Yay, another tortie named Pumpkin  Cute cats!


----------



## Leanne2112 (Aug 13, 2010)

I LOVE LOVE LOVE your tortie!!!!


----------



## Larimar (May 28, 2011)

hehe very cutes. I love the 4th piccy!


----------



## catbrb (Jun 1, 2011)

Thanks you guys! I've never owned a tortie before but I love her. I had someone mention before that torties can be either really sweet or a heathen? Wasn't sure if I should believe that or not.

@Swim - Your Pumpkin is so cute and she looks so soft just from the pictures!


----------



## swimkris (Jul 17, 2010)

catbrb said:


> Thanks you guys! I've never owned a tortie before but I love her. I had someone mention before that torties can be either really sweet or a heathen? Wasn't sure if I should believe that or not.


I think they are a combination of both! LOL Pumpkin might be moody sometimes, but she is the most loyal cat I've ever met. 

Pumpkin is very soft, but it is a smooth soft since she is short haired. She feels kind of like one of those soft shiny velvety shirts from the 90's (strange comparison I know!).


----------



## konstargirl (Feb 4, 2011)

Your cats are cute! Pumpkin is a popular name huh.


----------



## praline (Jun 3, 2011)

awwww pumpkin is a doll baby!


----------



## Jan Rebecca (Oct 14, 2010)

What cute kitties you have!


----------



## catbrb (Jun 1, 2011)

Pumpkin does seem to be popular! I read/watched Memoirs of A Geisha and her friends nickname was Pumpkin and that's where I got it from lol I was just waiting for a cat to name! And thank you Praline and Jan! 

You gotta love the 90's, Swim


----------



## Fran (Jan 9, 2008)

Pumpkin Club! Pumpkin Club! 

What sweet kitties - torties are so striking! 

Fran


----------



## OctoberinMaine (Sep 12, 2006)

Great pictures of two beautiful kitties. I have a new Nikon Coolpix too, and have been having fun breaking it in.


----------



## trexmommy (Mar 24, 2010)

Beautiful cats! My tortie was almost named Pumpkin by my son but we ended up going with Jack (the Pumpkin King, so it's still in there  ) Its a great name for halloween themed kitties.


----------



## catbrb (Jun 1, 2011)

Totally agree that they are very striking.

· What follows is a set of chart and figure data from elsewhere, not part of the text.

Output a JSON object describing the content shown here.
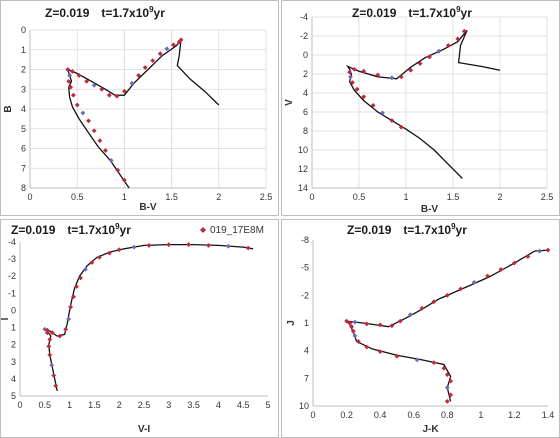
{
  "colors": {
    "track": "#111111",
    "points": "#c0283c",
    "points_alt": "#6a6ab8",
    "grid": "#d9d9d9"
  },
  "chart_data": [
    {
      "type": "scatter",
      "title_main": "Z=0.019",
      "title_age": "t=1.7x10",
      "title_exp": "9",
      "title_unit": "yr",
      "xlabel": "B-V",
      "ylabel": "B",
      "xlim": [
        0,
        2.5
      ],
      "ylim": [
        0,
        8
      ],
      "y_inverted": true,
      "xticks": [
        "0",
        "0.5",
        "1",
        "1.5",
        "2",
        "2.5"
      ],
      "yticks": [
        "0",
        "1",
        "2",
        "3",
        "4",
        "5",
        "6",
        "7",
        "8"
      ],
      "grid": true,
      "track": {
        "x": [
          1.05,
          0.95,
          0.85,
          0.72,
          0.62,
          0.52,
          0.45,
          0.42,
          0.41,
          0.44,
          0.42,
          0.4,
          0.5,
          0.65,
          0.8,
          0.9,
          1.0,
          1.1,
          1.25,
          1.4,
          1.55,
          1.6,
          1.58,
          1.56,
          1.7,
          1.85,
          2.0
        ],
        "y": [
          8.0,
          7.3,
          6.6,
          5.9,
          5.2,
          4.5,
          3.9,
          3.4,
          2.9,
          2.6,
          2.3,
          2.0,
          2.2,
          2.6,
          3.0,
          3.3,
          3.3,
          2.7,
          2.0,
          1.3,
          0.8,
          0.5,
          1.3,
          1.8,
          2.5,
          3.1,
          3.8
        ]
      },
      "points": {
        "x": [
          1.0,
          0.93,
          0.86,
          0.8,
          0.74,
          0.68,
          0.62,
          0.56,
          0.5,
          0.46,
          0.43,
          0.41,
          0.42,
          0.4,
          0.45,
          0.52,
          0.6,
          0.68,
          0.76,
          0.84,
          0.92,
          1.0,
          1.08,
          1.15,
          1.22,
          1.3,
          1.38,
          1.45,
          1.52,
          1.58,
          1.6
        ],
        "y": [
          7.6,
          7.1,
          6.6,
          6.1,
          5.6,
          5.1,
          4.6,
          4.2,
          3.8,
          3.3,
          2.9,
          2.6,
          2.3,
          2.0,
          2.1,
          2.3,
          2.6,
          2.8,
          3.0,
          3.3,
          3.35,
          3.1,
          2.7,
          2.3,
          1.9,
          1.55,
          1.2,
          0.95,
          0.75,
          0.6,
          0.5
        ]
      }
    },
    {
      "type": "scatter",
      "title_main": "Z=0.019",
      "title_age": "t=1.7x10",
      "title_exp": "9",
      "title_unit": "yr",
      "xlabel": "B-V",
      "ylabel": "V",
      "xlim": [
        0,
        2.5
      ],
      "ylim": [
        -4,
        14
      ],
      "y_inverted": true,
      "xticks": [
        "0",
        "0.5",
        "1",
        "1.5",
        "2",
        "2.5"
      ],
      "yticks": [
        "-4",
        "-2",
        "0",
        "2",
        "4",
        "6",
        "8",
        "10",
        "12",
        "14"
      ],
      "grid": true,
      "track": {
        "x": [
          1.6,
          1.45,
          1.3,
          1.15,
          1.0,
          0.85,
          0.7,
          0.55,
          0.45,
          0.4,
          0.42,
          0.4,
          0.38,
          0.5,
          0.7,
          0.9,
          1.05,
          1.2,
          1.4,
          1.55,
          1.65,
          1.58,
          1.56,
          1.8,
          2.0
        ],
        "y": [
          13.0,
          11.5,
          10.0,
          8.8,
          7.8,
          6.9,
          6.0,
          4.8,
          3.7,
          2.8,
          2.1,
          1.5,
          1.2,
          1.7,
          2.3,
          2.5,
          1.3,
          0.3,
          -0.6,
          -1.4,
          -2.6,
          -1.0,
          0.8,
          1.2,
          1.6
        ]
      },
      "points": {
        "x": [
          0.95,
          0.85,
          0.75,
          0.65,
          0.55,
          0.48,
          0.43,
          0.41,
          0.4,
          0.45,
          0.55,
          0.7,
          0.85,
          0.95,
          1.05,
          1.15,
          1.25,
          1.35,
          1.45,
          1.55,
          1.62
        ],
        "y": [
          7.6,
          6.9,
          6.1,
          5.3,
          4.4,
          3.6,
          2.9,
          2.3,
          1.8,
          1.5,
          1.7,
          2.1,
          2.4,
          2.3,
          1.6,
          0.9,
          0.2,
          -0.4,
          -1.0,
          -1.7,
          -2.5
        ]
      }
    },
    {
      "type": "scatter",
      "title_main": "Z=0.019",
      "title_age": "t=1.7x10",
      "title_exp": "9",
      "title_unit": "yr",
      "xlabel": "V-I",
      "ylabel": "I",
      "xlim": [
        0,
        5
      ],
      "ylim": [
        -4,
        5
      ],
      "y_inverted": true,
      "xticks": [
        "0",
        "0.5",
        "1",
        "1.5",
        "2",
        "2.5",
        "3",
        "3.5",
        "4",
        "4.5",
        "5"
      ],
      "yticks": [
        "-4",
        "-3",
        "-2",
        "-1",
        "0",
        "1",
        "2",
        "3",
        "4",
        "5"
      ],
      "grid": false,
      "legend_label": "019_17E8M",
      "track": {
        "x": [
          0.75,
          0.7,
          0.65,
          0.6,
          0.58,
          0.62,
          0.55,
          0.5,
          0.6,
          0.75,
          0.9,
          0.95,
          1.0,
          1.05,
          1.1,
          1.2,
          1.35,
          1.55,
          1.8,
          2.1,
          2.5,
          3.0,
          3.5,
          4.0,
          4.5,
          4.7
        ],
        "y": [
          4.7,
          4.0,
          3.3,
          2.6,
          2.0,
          1.5,
          1.2,
          1.1,
          1.2,
          1.5,
          1.4,
          0.8,
          0.0,
          -0.7,
          -1.3,
          -2.0,
          -2.6,
          -3.1,
          -3.4,
          -3.6,
          -3.8,
          -3.85,
          -3.85,
          -3.8,
          -3.7,
          -3.6
        ]
      },
      "points": {
        "x": [
          0.72,
          0.68,
          0.64,
          0.6,
          0.58,
          0.6,
          0.55,
          0.5,
          0.55,
          0.65,
          0.8,
          0.92,
          0.98,
          1.02,
          1.08,
          1.14,
          1.22,
          1.32,
          1.45,
          1.6,
          1.8,
          2.0,
          2.3,
          2.6,
          3.0,
          3.4,
          3.8,
          4.2,
          4.6
        ],
        "y": [
          4.4,
          3.8,
          3.2,
          2.6,
          2.1,
          1.7,
          1.3,
          1.1,
          1.15,
          1.3,
          1.5,
          1.1,
          0.5,
          -0.2,
          -0.8,
          -1.4,
          -1.9,
          -2.4,
          -2.8,
          -3.1,
          -3.35,
          -3.55,
          -3.7,
          -3.8,
          -3.85,
          -3.85,
          -3.8,
          -3.75,
          -3.65
        ]
      }
    },
    {
      "type": "scatter",
      "title_main": "Z=0.019",
      "title_age": "t=1.7x10",
      "title_exp": "9",
      "title_unit": "yr",
      "xlabel": "J-K",
      "ylabel": "J",
      "xlim": [
        0,
        1.4
      ],
      "ylim": [
        -8,
        10
      ],
      "y_inverted": true,
      "xticks": [
        "0",
        "0.2",
        "0.4",
        "0.6",
        "0.8",
        "1",
        "1.2",
        "1.4"
      ],
      "yticks": [
        "-8",
        "-5",
        "-2",
        "1",
        "4",
        "7",
        "10"
      ],
      "grid": false,
      "track": {
        "x": [
          0.82,
          0.8,
          0.82,
          0.78,
          0.65,
          0.5,
          0.35,
          0.26,
          0.24,
          0.22,
          0.2,
          0.3,
          0.45,
          0.55,
          0.65,
          0.75,
          0.9,
          1.05,
          1.2,
          1.32,
          1.4
        ],
        "y": [
          9.5,
          8.0,
          6.8,
          5.5,
          5.0,
          4.5,
          3.8,
          3.0,
          2.0,
          1.2,
          0.8,
          1.0,
          1.4,
          0.5,
          -0.5,
          -1.6,
          -2.8,
          -4.0,
          -5.5,
          -6.8,
          -6.9
        ]
      },
      "points": {
        "x": [
          0.8,
          0.82,
          0.8,
          0.82,
          0.8,
          0.78,
          0.72,
          0.62,
          0.5,
          0.4,
          0.32,
          0.27,
          0.25,
          0.24,
          0.23,
          0.22,
          0.2,
          0.25,
          0.32,
          0.4,
          0.47,
          0.52,
          0.58,
          0.65,
          0.72,
          0.8,
          0.88,
          0.96,
          1.04,
          1.12,
          1.2,
          1.28,
          1.35,
          1.4
        ],
        "y": [
          9.5,
          8.8,
          8.0,
          7.3,
          6.6,
          5.9,
          5.3,
          5.0,
          4.6,
          4.1,
          3.6,
          3.0,
          2.4,
          1.9,
          1.4,
          1.0,
          0.8,
          0.9,
          1.1,
          1.2,
          1.3,
          0.8,
          0.1,
          -0.6,
          -1.3,
          -2.0,
          -2.7,
          -3.4,
          -4.1,
          -4.8,
          -5.5,
          -6.2,
          -6.8,
          -6.9
        ]
      }
    }
  ]
}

I enjoy my Coolpix but the quality of pictures definitely went down after awhile. Might be because I have an older model who knows :/

Jack is a great name! That's one of my all time favorite movies!!


----------



## jason420 (May 17, 2011)

Pumpkin is absolutely beautiful! 

More pics of Shadow would be great!


----------



## 6cats4me (Apr 30, 2011)

The perfect combination: a tortie and a black cat! Love them!


----------



## catbrb (Jun 1, 2011)

I'll try to get more of Shadow and thank you all for the kind words.


----------



## ragdoll (Aug 30, 2010)

Arr cute we have a Tabby called Shadow and are keeping one of our strays ginger kitten and thinking of calling him Pumpkin lol 

Your Pumpkins colouring is lovely xx


----------